Glider training is an element of some MPL programs and military flight training, though not part of internationally accepted UPRT standards and recommended practices. The British Gliding Association does not propose using gliders in UPRT. “Any gliding training cannot be a panacea to avoid future commercial upset incidents, but those who pursue the sport are given a deep grounding in hand-flying skills, situational awareness and risk management — all of great use to a modern airline pilot — and the training should be taken seriously by commercial training organizations and operators,” Kelman told ASW after the conference.
The types of flights conducted in gliders may surprise airline pilots unfamiliar with this segment of flying. “The main feedback on the conference day was along the lines of ‘I had no idea you do those sorts of things in gliders!’” she said, citing as an example one friend’s recent 750-km (405-nm) flight in southeast England in a sailplane without an engine. The pilot flew, primarily in thermals, at altitudes between approximately 1,000 ft and 5,000 ft. Thermals are bubbles or columns of warm rising air.
Another friend, flying in mountain waves in Scotland and limiting his climbs to maximum altitudes of about 9,000 ft, recently flew 1,000 km (540 nm) as a double out-and-return flight. “I’ve personally been up to 32,000 ft in my glider in lee wave over Scotland,” she added.
To accomplish such flights — whether to achieve distance, speed, altitude, navigational or other objectives — glider pilots combine in-depth knowledge of the aerodynamics with practical application of skills. “It’s very much a high-alpha culture,3 so, as such, we have a huge emphasis on handling approaching the stall, the changing handling characteristics of the aircraft, and also on appropriate actions on the post-stall departure from controlled flight,” Kelman said. “If you want to achieve these flights, you need to fly by maneuvering in the ‘up bits’ [lift] and not in the ‘down bits’ [sink].”
Upset prevention, recognition and recovery issues are a critical part of training even before students are authorized to fly solo. “In gliding, there are no go-arounds from an unstable approach,” Kelman said. “We have to teach our trainees energy management. And, finally, our trainees have a massive appreciation of low-level meteorology, the up and downdrafts.”
The British Gliding Association’s leaders and safety specialists assume that glider pilots have a high degree of exposure to unusual attitudes that, in the United Kingdom, typically begins with the winch launch. During the launch, the glider accelerates from 0 to 60 kt in two to three seconds. “The glider is then climbing at around 40 degrees to the horizontal,” she said. “That’s combined with the glider seating position of around 45 degrees reclined, which means that the sensation is of a near-vertical climb. The horizon is out of sight of the pilot.
“The pilot-performance margins are quite small on a winch launch. You often have a 10-kt speed window between overspeeding the glider and a high-speed stall that occurs due to the loading on the wing. Our trainees are taught that they have to fly within 2-kt to 3-kt accuracy all the way up there, even though they can’t see the ground. We mention about putting the pitch attitude in the correct place even if there is a 1-degree diversion [deviation].”

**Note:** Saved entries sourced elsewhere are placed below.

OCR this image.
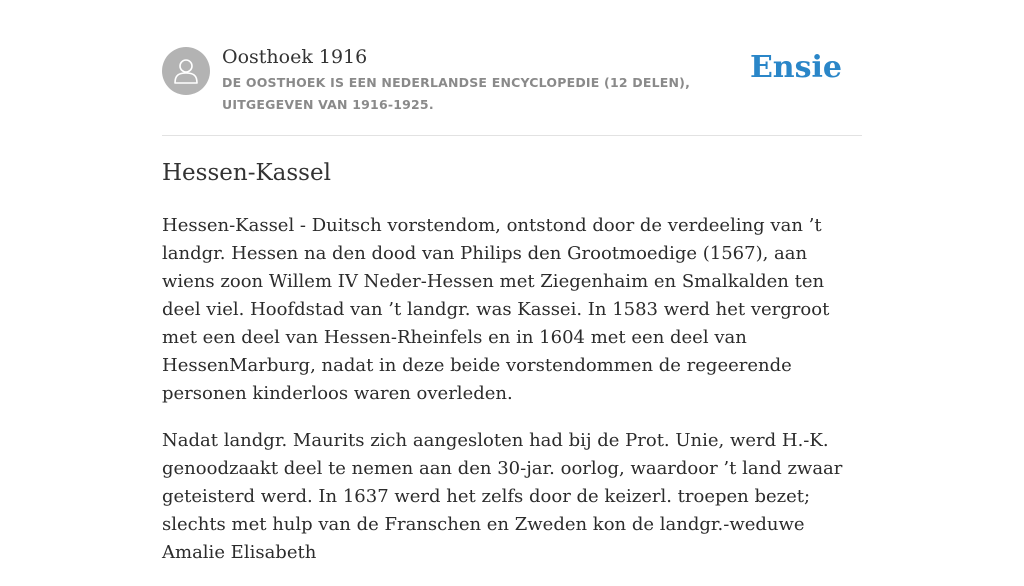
Oosthoek 1916
DE OOSTHOEK IS EEN NEDERLANDSE ENCYCLOPEDIE (12 DELEN), UITGEGEVEN VAN 1916-1925.
Ensie
Hessen-Kassel

Hessen-Kassel - Duitsch vorstendom, ontstond door de verdeeling van ’t landgr. Hessen na den dood van Philips den Grootmoedige (1567), aan wiens zoon Willem IV Neder-Hessen met Ziegenhaim en Smalkalden ten deel viel. Hoofdstad van ’t landgr. was Kassei. In 1583 werd het vergroot met een deel van Hessen-Rheinfels en in 1604 met een deel van HessenMarburg, nadat in deze beide vorstendommen de regeerende personen kinderloos waren overleden.

Nadat landgr. Maurits zich aangesloten had bij de Prot. Unie, werd H.-K. genoodzaakt deel te nemen aan den 30-jar. oorlog, waardoor ’t land zwaar geteisterd werd. In 1637 werd het zelfs door de keizerl. troepen bezet; slechts met hulp van de Franschen en Zweden kon de landgr.-weduwe Amalie Elisabeth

Even at this early stage of glider training, Kelman finds parallels to UPRT. “That initial acceleration is very abrupt — not dissimilar to the sort of thing we’re seeing in extreme upsets in the airline industry,” she said. “We have to teach them to overcome the somatogravic effect.4 At the top of a normal winch launch, the glider pilot needs to lower the nose to regain the speed.”
Another parallel is the necessity of pilots overcoming any instinctive reluctance or hesitation to lower the nose to recover from a stall near the ground. “It’s something that we endeavor to train out of them before they are even permitted to go on their first solo in a glider,” she said. “If the cable breaks, the pilot needs to lower the nose — often to 30 degrees below the horizontal — to regain the speed. If that happens low down — below 200 ft — then they’re faced with the ground rush.”

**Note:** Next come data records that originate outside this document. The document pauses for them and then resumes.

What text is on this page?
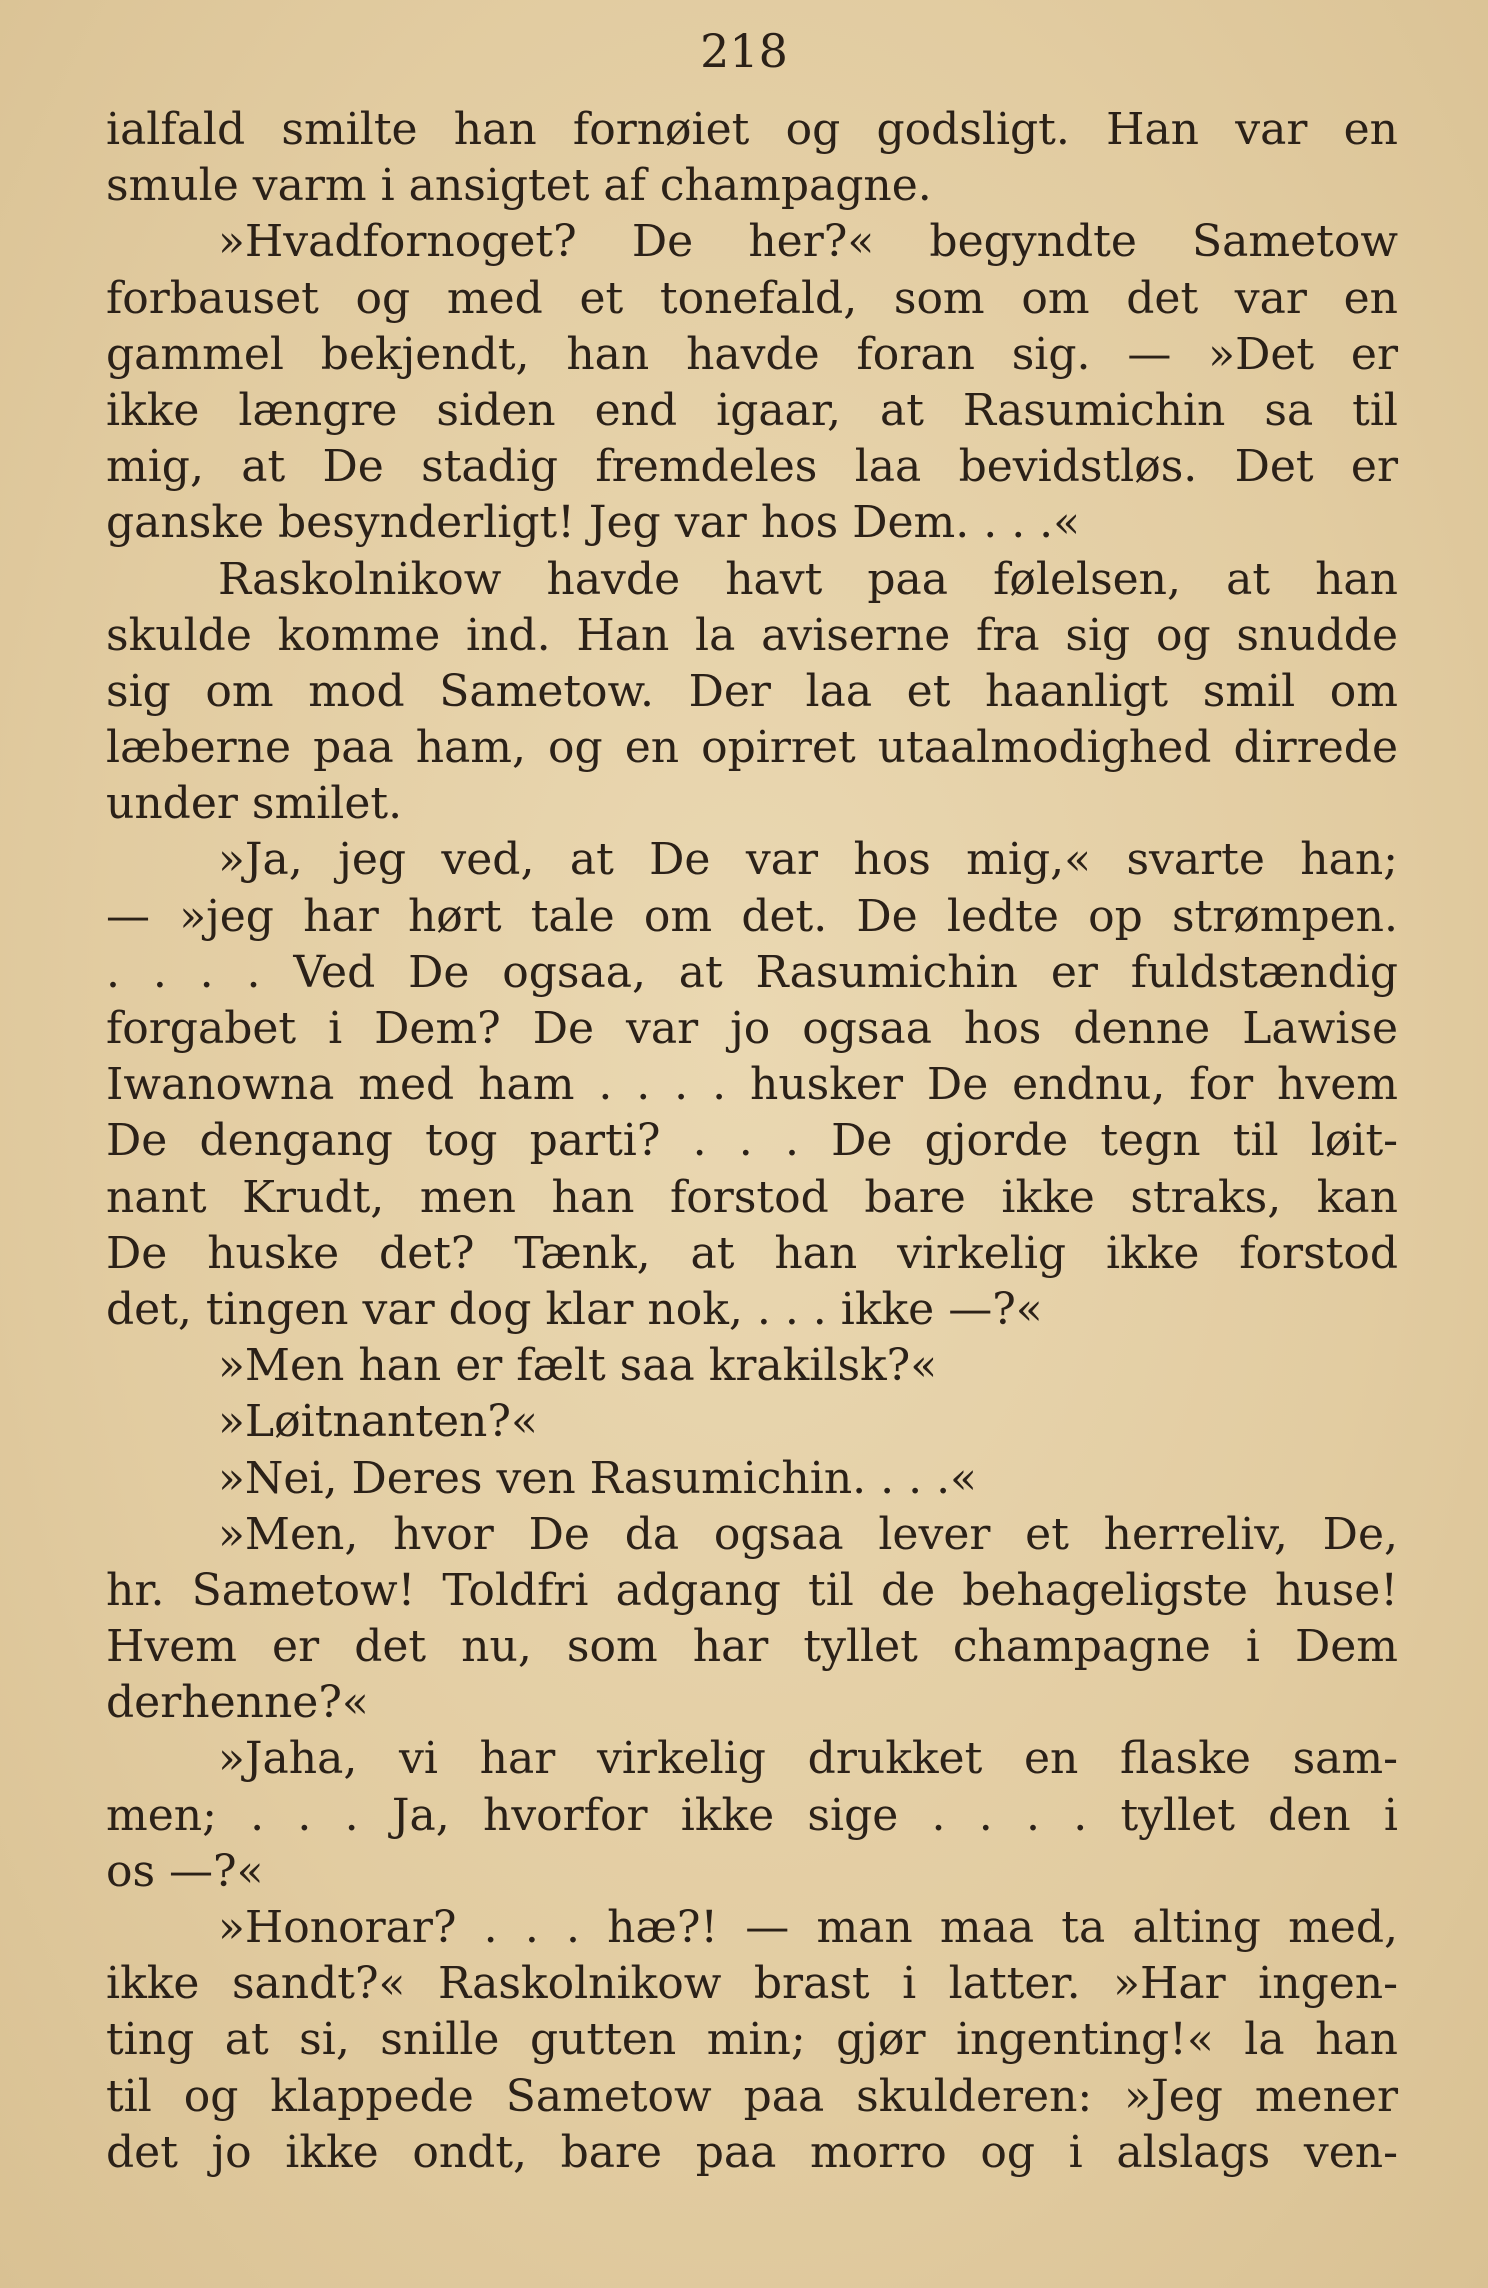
218
ialfald smilte han fornøiet og godsligt. Han var en
smule varm i ansigtet af champagne.
»Hvadfornoget? De her?« begyndte Sametow
forbauset og med et tonefald, som om det var en
gammel bekjendt, han havde foran sig. — »Det er
ikke længre siden end igaar, at Rasumichin sa til
mig, at De stadig fremdeles laa bevidstløs. Det er
ganske besynderligt! Jeg var hos Dem. . . .«
Raskolnikow havde havt paa følelsen, at han
skulde komme ind. Han la aviserne fra sig og snudde
sig om mod Sametow. Der laa et haanligt smil om
læberne paa ham, og en opirret utaalmodighed dirrede
under smilet.
»Ja, jeg ved, at De var hos mig,« svarte han;
— »jeg har hørt tale om det. De ledte op strømpen.
. . . . Ved De ogsaa, at Rasumichin er fuldstændig
forgabet i Dem? De var jo ogsaa hos denne Lawise
Iwanowna med ham . . . . husker De endnu, for hvem
De dengang tog parti? . . . De gjorde tegn til løit-
nant Krudt, men han forstod bare ikke straks, kan
De huske det? Tænk, at han virkelig ikke forstod
det, tingen var dog klar nok, . . . ikke —?«
»Men han er fælt saa krakilsk?«
»Løitnanten?«
»Nei, Deres ven Rasumichin. . . .«
»Men, hvor De da ogsaa lever et herreliv, De,
hr. Sametow! Toldfri adgang til de behageligste huse!
Hvem er det nu, som har tyllet champagne i Dem
derhenne?«
»Jaha, vi har virkelig drukket en flaske sam-
men; . . . Ja, hvorfor ikke sige . . . . tyllet den i
os —?«
»Honorar? . . . hæ?! — man maa ta alting med,
ikke sandt?« Raskolnikow brast i latter. »Har ingen-
ting at si, snille gutten min; gjør ingenting!« la han
til og klappede Sametow paa skulderen: »Jeg mener
det jo ikke ondt, bare paa morro og i alslags ven-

The possibility of such a winch-cable break, which creates a circuit (i.e., landing-pattern) emergency situation, underscores the importance — also at the pre-solo training phase — of continual contingency planning to be ready for sudden, unexpected, rapidly changing and dynamic situations. “The pilots have to decide after a cable break whether they have the energy to land ahead or whether they have to go into some sort of low-level emergency circuit,” Kelman said. “Dealing rapidly with contingency is the essence. The glider pilots must aviate, aviate and aviate to fly by attitudes and with airspeed cues, and to overcome somatogravic effect. In case of lack of a real horizon, the attitude indicator is the only safe alternative.”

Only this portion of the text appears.